2016-11-23 Thread Sébastien Wilmet
On Tue, Nov 22, 2016 at 07:03:02PM +0100, Daiki Ueno wrote:
> For what it's worth, I wrote such elisp some time ago:
> http://elpa.gnu.org/packages/gnome-c-style.html

Cool, added to:
https://wiki.gnome.org/Newcomers/Tools-C-language

> If anyone is trying to implement the feature somewhere, I would suggest
> to provide two separate scripts or commands to do the job: (1) guess the
> alignment rule somehow, e.g. from the existing C code, and (2) do the
> actual formatting.  That would be helpful to avoid unnecessary
> formatting changes when creating a patch for existing projects.

Why two separate scripts? A single script can have two passes.

I think I'll write a new script like I did for lineup-parameters, so
that it can be integrated in Vim or Emacs or other text editors (it just
reads stdin and write to stdout, or optionally takes file arguments).

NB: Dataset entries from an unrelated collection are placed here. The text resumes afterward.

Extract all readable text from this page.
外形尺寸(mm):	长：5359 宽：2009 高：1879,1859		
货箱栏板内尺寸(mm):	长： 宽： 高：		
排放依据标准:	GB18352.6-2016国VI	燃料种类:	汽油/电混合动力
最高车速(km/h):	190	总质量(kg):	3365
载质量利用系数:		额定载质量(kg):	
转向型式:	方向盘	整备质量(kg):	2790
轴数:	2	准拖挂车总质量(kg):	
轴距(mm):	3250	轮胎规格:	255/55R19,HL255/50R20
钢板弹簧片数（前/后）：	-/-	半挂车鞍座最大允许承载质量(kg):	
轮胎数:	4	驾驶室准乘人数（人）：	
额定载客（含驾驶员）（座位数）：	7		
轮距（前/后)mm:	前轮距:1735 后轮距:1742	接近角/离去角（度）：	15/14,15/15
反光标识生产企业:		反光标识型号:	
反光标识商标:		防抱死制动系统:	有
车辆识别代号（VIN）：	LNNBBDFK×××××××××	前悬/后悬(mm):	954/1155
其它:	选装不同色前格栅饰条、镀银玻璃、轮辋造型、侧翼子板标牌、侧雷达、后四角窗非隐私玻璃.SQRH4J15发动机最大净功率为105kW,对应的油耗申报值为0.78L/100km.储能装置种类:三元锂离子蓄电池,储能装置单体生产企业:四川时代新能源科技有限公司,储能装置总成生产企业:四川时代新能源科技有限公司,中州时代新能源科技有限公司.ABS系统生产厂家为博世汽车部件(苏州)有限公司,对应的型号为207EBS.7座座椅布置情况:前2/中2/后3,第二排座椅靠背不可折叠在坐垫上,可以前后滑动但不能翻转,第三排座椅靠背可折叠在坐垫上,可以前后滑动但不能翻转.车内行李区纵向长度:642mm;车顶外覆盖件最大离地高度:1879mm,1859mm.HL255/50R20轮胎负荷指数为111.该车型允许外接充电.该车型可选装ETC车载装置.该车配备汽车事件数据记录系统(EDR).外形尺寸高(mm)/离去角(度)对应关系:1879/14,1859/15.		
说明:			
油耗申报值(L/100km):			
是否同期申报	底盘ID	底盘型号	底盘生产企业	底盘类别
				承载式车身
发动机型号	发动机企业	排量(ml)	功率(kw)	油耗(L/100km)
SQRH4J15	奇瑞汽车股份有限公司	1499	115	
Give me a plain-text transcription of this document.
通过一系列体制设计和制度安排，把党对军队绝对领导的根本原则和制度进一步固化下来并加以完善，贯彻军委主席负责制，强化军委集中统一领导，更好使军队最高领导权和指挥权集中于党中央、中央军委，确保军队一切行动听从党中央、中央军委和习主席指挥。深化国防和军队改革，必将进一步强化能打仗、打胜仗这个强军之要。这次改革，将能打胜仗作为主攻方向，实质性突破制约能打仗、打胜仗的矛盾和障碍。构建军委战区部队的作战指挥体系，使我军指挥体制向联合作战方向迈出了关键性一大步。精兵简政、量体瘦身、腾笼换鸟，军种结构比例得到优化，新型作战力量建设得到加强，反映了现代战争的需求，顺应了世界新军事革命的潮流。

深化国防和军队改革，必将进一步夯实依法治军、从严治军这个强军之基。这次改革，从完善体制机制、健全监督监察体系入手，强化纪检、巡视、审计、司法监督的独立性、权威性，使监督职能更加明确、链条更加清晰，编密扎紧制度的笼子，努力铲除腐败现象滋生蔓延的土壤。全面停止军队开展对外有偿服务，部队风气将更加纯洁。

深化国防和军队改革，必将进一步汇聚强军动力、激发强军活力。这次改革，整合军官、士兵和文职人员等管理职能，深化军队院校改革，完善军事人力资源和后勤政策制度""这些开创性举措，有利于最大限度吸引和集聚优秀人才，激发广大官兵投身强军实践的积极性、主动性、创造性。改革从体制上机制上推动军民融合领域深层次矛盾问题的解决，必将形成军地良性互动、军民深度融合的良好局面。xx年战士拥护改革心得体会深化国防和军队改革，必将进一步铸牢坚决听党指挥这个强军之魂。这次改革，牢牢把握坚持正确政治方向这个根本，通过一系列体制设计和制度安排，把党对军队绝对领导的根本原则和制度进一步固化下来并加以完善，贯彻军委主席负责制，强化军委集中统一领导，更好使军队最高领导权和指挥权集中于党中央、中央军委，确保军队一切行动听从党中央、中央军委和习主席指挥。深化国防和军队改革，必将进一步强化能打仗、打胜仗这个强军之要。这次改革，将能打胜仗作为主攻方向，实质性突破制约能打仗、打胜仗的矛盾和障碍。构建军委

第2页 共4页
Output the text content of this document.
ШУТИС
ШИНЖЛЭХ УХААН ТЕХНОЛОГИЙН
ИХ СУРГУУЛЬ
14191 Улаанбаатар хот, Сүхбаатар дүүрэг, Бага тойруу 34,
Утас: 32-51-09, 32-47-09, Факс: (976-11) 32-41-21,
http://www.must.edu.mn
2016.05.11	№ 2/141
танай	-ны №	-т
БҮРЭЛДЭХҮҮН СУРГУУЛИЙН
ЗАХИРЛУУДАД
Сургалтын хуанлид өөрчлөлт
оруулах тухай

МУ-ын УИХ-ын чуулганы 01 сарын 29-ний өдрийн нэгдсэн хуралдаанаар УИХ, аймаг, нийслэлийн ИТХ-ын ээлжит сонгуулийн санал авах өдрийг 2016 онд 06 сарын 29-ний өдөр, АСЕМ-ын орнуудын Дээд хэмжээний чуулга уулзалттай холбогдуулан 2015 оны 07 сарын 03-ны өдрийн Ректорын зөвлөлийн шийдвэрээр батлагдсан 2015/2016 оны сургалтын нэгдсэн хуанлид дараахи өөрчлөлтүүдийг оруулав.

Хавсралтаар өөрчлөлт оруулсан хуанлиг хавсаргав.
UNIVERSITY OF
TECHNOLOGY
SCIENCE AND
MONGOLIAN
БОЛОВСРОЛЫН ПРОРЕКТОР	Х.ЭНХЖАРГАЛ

For the script, the first pass - to determine the columns where to do
the alignment - could have two modes: "re-align everything" and "minimal
perturbation". For the minimal perturbation, it would look which columns
are used the most, and fix the functions that are not aligned to those
columns.

Also, in the GNOME convention there is something that I don't like and
that I would prefer not to do: aligning all the parameter names on the
same column (the third column). I prefer aligning the parameter names
for each function separately, IMHO it's more readable. Because
otherwise, for some functions, there can be a big empty space between
parameter types and their names, which doesn't help readability (caused
by a long type in another function).